Now I'll disable the partial index, forcing it to only have the full index. I use a function for this, but to just
do a one-off you can run UPDATE pg_index SET indisvalid = FALSE WHERE indexrelid = $YOUR_INDEX_NAME::regclass;.
Or for this case, you could test the opposite (WHERE is_completed) as that can't use the partial index.
SELECT toggle_idx('todo_unf_is_comp_false');
                toggle_idx                
------------------------------------------
 index todo_unf_is_comp_false is DISABLED
(1 row)

                                                                   QUERY PLAN                                                                   
------------------------------------------------------------------------------------------------------------------------------------------------
 Bitmap Heap Scan on todo_unf  (cost=138580.94..1079088.38 rows=12446518 width=186) (actual time=923.364..6981.017 rows=12500000 loops=1)

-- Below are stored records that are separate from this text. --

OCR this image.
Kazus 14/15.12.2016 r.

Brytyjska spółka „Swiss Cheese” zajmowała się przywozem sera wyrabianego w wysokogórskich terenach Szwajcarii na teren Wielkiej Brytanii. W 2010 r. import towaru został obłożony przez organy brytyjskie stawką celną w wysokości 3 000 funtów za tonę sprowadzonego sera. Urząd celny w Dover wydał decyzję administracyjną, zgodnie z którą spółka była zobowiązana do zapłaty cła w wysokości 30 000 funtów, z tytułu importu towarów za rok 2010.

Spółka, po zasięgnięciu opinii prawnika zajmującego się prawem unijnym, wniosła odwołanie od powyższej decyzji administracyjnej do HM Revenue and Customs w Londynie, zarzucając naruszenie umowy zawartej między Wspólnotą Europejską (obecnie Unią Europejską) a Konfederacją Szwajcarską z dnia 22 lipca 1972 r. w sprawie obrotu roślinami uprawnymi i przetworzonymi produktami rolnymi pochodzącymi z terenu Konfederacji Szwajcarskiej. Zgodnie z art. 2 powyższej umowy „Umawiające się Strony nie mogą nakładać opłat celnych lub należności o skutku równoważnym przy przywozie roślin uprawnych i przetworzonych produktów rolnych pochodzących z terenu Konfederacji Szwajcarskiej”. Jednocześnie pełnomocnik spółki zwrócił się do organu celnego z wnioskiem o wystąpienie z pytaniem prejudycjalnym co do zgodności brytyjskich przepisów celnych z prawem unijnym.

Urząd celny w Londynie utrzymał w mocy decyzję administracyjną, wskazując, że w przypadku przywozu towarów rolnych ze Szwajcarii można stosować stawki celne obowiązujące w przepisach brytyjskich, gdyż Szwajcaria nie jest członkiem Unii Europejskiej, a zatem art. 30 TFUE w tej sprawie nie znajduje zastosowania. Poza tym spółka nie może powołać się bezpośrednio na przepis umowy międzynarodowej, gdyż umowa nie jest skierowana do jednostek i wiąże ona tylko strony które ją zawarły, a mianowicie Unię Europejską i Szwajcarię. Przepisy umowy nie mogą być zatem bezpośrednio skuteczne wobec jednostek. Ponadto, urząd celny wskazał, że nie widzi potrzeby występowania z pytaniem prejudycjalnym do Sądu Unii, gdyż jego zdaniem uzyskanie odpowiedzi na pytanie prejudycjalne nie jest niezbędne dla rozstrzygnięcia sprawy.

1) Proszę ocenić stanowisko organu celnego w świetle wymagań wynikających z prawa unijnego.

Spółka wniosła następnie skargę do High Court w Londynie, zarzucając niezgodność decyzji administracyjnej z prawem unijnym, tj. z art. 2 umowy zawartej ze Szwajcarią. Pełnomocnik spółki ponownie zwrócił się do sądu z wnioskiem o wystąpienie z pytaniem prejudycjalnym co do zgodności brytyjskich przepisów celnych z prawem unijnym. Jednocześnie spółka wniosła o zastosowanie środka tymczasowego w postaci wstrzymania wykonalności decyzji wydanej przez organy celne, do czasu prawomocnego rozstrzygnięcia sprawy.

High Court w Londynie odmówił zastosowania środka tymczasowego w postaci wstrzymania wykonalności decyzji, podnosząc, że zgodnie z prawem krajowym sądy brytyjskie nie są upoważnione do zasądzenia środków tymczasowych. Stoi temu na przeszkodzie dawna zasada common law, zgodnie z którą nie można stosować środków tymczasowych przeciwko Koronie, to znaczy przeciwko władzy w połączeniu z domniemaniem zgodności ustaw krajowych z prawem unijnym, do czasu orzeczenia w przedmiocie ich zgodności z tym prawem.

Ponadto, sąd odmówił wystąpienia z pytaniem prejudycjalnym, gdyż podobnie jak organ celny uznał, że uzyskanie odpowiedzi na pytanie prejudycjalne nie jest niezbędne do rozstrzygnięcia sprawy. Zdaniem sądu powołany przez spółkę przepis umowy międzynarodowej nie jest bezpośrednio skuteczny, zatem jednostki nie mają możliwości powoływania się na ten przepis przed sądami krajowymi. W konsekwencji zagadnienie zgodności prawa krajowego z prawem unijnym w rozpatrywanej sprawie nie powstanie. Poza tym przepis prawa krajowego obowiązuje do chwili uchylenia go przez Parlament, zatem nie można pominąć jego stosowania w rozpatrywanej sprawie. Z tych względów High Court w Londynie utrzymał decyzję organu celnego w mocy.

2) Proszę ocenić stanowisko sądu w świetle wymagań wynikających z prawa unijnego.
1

   Filter: (NOT is_completed)
   Rows Removed by Filter: 12392772
   Heap Blocks: exact=38348 lossy=658069
   Buffers: shared hit=706941
   ->  Bitmap Index Scan on todo_unf_is_comp  (cost=0.00..135469.32 rows=12446517 width=0) (actual time=884.125..884.126 rows=12500000 loops=1)
         Index Cond: (is_completed = false)
         Buffers: shared hit=10524
 Planning:
   Buffers: shared hit=8
 Planning Time: 0.686 ms
 JIT:
   Functions: 2
   Options: Inlining true, Optimization true, Expressions true, Deforming true
   Timing: Generation 1.548 ms, Inlining 1.763 ms, Optimization 18.547 ms, Emission 10.064 ms, Total 31.922 ms
 Execution Time: 7735.204 ms
(16 rows)

This was fairly close to the first at 7.7 seconds; a larger table still would likely show further amplification.